I've also taken the Felidae object outside the For Loop and wired it to the "To More Generic" primitive with the parent class of Animal as the target. The output of the "To More Generic" primitive is of Felidae run-time/object type, but of Animal compile/wire type. This is wired to the Target terminals of both "To More Specific" and "Preserve Run-Time Class" primitives. So "To More Specific" should be testing objects coming in against Animal and it's hierarchy and "Preserve Run-Time Class" should be testing objects coming in against only the Felidae class (and not its children [Lynx, Cat, and Tiger]).

I'm also logging errors thrown by each primitive at each iteration. Based on what I've read, I should expect errors thrown by the "To More Specific" primitive only during the first iteration since the LV Object is the only object in the array not equal to the wire/compile type of the target object nor is the LV Object part of the target's hierarchy. The target's class in this case being Animal.

I would also expect that errors to be thrown by the "Preserve Run-Time Class" primitive in every iteration except for iteration number 3 where the run-time types of both the target and "object in" match. The target is always Felidae for this primitive and the object at index 2 of this array is a Felidae object.

My expectations are correct for the "To More Specific" primitive but not for the "Preserve Run-Time Class" primitive. Errors are not thrown for the children of Felidae (Lynx, Cat and Tiger).

class test FP.PNG

Can someone explain this behavior? What am I missing?

Thanks!

Active Participant

To More Specific and Preserve Runtime Class don't actually change the object on the wire at runtime - this never changes. They simply help you treat the object as the type at compile time "Hey compiler, I know what I'm doing. You can make this assumption for now". This way you can write code that should work at runtime but the compiler can't guarantee at compile time.

The Preserve input is still (on the wire at runtime) type Felidae, although at compile time you are treating it as something else. The Preserve thus doesn't generate an error for this type (and it's descendents) since they can all be preserved as that class.

Active Participant

amandion wrote:


                       

Hi Chris,

You mentioned:

Chris Fronda wrote:

"Preserve Run-Time Class" only accepts the exact Target Class and does NOT accept any child classes of the Target Class, hence why it would not work for a plug-in framework.

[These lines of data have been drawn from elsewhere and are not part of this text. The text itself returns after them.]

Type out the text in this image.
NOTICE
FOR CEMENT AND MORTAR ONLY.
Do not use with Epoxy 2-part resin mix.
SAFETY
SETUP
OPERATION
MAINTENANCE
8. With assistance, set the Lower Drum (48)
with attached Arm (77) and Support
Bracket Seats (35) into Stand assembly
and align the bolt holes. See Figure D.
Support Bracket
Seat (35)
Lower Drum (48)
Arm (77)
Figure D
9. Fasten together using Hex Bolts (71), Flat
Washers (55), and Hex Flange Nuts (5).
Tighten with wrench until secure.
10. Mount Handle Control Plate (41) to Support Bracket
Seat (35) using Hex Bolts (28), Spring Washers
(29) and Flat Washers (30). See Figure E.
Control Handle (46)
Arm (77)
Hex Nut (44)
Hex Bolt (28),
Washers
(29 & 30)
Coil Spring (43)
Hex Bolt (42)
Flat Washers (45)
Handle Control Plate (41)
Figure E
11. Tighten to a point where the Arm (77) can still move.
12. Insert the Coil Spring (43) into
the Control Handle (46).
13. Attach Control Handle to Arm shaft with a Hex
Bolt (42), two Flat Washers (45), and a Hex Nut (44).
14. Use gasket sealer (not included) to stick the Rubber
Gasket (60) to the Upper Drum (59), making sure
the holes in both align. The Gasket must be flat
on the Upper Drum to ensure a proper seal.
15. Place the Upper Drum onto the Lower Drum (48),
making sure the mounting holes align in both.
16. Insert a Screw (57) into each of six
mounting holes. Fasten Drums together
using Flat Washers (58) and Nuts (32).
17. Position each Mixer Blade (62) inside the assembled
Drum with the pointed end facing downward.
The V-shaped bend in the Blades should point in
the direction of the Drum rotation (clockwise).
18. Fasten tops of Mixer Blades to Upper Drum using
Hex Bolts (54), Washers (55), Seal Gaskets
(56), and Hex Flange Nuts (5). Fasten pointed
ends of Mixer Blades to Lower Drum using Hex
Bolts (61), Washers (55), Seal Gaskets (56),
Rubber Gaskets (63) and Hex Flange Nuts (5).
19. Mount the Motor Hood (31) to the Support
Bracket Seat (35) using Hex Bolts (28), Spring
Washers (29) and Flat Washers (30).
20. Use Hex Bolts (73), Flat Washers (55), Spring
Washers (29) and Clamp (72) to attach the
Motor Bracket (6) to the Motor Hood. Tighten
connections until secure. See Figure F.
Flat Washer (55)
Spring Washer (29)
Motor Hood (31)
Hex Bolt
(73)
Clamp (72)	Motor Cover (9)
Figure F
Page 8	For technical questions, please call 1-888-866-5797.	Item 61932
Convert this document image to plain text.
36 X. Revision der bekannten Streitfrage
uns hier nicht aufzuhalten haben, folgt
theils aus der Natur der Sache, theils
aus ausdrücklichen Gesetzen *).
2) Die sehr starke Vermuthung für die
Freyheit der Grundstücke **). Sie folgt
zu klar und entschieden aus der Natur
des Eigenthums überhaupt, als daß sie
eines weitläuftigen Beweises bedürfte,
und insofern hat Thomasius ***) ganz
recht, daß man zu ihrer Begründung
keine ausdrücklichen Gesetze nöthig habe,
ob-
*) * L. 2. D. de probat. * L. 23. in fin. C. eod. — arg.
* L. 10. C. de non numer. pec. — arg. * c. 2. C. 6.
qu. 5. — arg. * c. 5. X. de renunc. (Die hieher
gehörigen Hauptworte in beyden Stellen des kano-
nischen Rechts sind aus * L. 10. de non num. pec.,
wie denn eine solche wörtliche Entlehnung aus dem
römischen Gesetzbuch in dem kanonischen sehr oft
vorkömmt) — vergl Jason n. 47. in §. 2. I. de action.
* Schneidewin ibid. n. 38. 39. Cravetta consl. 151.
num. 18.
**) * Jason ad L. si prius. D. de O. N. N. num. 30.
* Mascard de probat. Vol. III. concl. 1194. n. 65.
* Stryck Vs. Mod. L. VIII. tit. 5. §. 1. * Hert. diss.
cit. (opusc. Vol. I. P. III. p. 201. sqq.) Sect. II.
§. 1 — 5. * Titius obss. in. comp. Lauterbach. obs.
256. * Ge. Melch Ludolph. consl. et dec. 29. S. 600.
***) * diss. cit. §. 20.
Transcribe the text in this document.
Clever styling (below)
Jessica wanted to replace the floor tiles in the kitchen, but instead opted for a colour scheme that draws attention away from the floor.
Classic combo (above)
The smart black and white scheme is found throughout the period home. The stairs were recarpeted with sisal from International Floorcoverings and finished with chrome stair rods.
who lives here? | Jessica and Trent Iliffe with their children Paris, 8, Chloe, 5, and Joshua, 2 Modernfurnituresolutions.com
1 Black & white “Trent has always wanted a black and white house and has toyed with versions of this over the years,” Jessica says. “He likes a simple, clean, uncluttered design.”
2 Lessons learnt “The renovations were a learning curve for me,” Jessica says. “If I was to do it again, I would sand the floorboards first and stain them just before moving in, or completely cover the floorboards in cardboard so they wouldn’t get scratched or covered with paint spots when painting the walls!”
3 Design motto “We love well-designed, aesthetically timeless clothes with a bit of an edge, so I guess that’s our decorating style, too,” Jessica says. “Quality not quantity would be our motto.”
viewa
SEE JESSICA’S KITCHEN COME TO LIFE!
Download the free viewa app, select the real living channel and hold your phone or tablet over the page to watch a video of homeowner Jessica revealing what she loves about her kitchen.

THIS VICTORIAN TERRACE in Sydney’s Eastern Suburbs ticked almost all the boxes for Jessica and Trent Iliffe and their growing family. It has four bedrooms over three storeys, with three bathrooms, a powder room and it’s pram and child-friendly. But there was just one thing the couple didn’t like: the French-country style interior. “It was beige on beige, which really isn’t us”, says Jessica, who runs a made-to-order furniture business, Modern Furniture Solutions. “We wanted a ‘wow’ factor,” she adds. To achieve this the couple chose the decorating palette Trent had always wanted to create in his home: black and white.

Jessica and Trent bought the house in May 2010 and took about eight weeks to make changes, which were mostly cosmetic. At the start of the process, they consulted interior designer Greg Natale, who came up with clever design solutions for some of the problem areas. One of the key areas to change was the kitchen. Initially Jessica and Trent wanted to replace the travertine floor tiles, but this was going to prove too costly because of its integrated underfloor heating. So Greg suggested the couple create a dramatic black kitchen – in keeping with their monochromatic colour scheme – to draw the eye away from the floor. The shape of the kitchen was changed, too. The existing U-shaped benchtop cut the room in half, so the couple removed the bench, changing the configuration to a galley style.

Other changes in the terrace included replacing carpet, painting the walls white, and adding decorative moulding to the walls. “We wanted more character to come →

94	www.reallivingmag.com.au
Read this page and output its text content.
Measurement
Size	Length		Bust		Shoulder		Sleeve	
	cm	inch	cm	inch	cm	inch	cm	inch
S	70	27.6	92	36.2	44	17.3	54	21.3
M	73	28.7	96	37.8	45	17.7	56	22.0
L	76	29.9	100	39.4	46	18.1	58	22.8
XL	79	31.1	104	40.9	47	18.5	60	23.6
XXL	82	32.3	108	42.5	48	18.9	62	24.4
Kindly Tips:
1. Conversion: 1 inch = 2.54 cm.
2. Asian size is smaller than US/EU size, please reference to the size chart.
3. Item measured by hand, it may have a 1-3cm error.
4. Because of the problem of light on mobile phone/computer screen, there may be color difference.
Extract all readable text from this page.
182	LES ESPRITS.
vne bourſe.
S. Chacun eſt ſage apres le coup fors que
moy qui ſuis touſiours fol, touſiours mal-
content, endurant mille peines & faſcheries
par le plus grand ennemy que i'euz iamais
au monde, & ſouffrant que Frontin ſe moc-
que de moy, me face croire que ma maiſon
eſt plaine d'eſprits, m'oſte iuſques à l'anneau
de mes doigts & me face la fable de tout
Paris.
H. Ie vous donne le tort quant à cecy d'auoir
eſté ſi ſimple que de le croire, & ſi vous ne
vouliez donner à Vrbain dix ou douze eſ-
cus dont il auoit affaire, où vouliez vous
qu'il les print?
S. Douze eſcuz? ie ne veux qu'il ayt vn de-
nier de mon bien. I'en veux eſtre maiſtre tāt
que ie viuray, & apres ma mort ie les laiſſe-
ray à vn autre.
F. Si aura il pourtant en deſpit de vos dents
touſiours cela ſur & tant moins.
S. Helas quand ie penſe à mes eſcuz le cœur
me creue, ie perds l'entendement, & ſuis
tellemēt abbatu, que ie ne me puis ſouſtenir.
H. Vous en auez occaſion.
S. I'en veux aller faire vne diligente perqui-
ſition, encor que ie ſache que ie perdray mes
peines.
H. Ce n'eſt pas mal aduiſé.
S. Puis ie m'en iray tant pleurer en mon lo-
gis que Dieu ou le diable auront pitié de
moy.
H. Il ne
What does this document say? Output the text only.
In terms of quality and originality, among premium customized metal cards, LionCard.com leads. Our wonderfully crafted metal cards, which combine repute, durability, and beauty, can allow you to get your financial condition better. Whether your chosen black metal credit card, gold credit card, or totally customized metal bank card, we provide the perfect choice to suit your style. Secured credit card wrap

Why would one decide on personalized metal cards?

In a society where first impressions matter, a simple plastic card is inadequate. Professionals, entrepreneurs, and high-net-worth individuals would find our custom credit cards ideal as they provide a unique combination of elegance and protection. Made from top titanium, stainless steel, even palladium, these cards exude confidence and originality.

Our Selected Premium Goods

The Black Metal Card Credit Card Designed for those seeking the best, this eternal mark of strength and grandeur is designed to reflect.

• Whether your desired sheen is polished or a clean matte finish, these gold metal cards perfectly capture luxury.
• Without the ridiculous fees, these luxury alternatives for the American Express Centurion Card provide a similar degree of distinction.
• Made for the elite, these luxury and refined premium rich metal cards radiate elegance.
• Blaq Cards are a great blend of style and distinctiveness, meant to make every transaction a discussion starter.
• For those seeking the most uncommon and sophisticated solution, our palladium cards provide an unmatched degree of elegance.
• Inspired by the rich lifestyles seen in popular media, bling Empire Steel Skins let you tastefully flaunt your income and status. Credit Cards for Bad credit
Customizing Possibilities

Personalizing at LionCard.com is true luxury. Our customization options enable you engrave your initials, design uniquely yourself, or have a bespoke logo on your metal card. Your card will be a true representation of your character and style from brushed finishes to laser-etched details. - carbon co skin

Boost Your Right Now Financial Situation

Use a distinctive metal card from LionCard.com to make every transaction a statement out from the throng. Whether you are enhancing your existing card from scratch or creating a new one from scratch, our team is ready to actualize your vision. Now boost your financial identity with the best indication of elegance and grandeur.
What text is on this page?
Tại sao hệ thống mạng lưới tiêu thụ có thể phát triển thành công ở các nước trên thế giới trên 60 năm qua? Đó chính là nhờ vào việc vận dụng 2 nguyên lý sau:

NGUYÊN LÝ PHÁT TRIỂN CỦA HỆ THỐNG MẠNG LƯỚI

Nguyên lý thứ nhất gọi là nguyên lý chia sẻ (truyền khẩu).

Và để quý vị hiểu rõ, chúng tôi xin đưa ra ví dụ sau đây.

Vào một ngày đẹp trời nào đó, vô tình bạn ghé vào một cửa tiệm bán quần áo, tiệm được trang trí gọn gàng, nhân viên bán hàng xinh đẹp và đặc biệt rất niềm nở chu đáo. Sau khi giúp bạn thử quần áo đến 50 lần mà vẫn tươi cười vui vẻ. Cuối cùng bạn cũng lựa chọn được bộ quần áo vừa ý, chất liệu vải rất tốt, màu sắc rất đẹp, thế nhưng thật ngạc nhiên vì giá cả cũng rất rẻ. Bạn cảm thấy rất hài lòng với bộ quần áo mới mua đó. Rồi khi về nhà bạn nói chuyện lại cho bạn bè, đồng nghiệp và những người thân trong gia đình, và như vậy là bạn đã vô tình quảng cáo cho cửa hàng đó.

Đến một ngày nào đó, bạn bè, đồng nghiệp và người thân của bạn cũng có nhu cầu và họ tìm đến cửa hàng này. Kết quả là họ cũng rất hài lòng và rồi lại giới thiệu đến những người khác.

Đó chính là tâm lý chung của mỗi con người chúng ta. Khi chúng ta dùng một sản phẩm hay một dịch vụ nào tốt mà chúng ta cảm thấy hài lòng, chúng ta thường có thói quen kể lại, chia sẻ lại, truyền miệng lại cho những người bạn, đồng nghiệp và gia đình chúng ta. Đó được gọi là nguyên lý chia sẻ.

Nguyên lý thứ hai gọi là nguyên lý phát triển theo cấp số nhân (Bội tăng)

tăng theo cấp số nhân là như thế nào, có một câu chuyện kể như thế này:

However, I'm seeing something different, in LV 2014 at least. When I wire an object to the target of the Preserve Run-Time Class primitive that is a parent of the object wired to the object in terminal, I see no error and all class data is intact.

What am I not understanding?


                   

Chris is mistaken (or wording things unclearly); the difference between "To More Specific Class" and "Preserve Run-Time Class" is that the former compares the input object class to the class of the wire type input up top, while the latter compares it to the class of the actual object input up top (known only at run-time, hence the name).  Otherwise they are the same, and both will accept objects of child classes of the comparison object. 

Member

OK, I get it now. Thanks everybody!!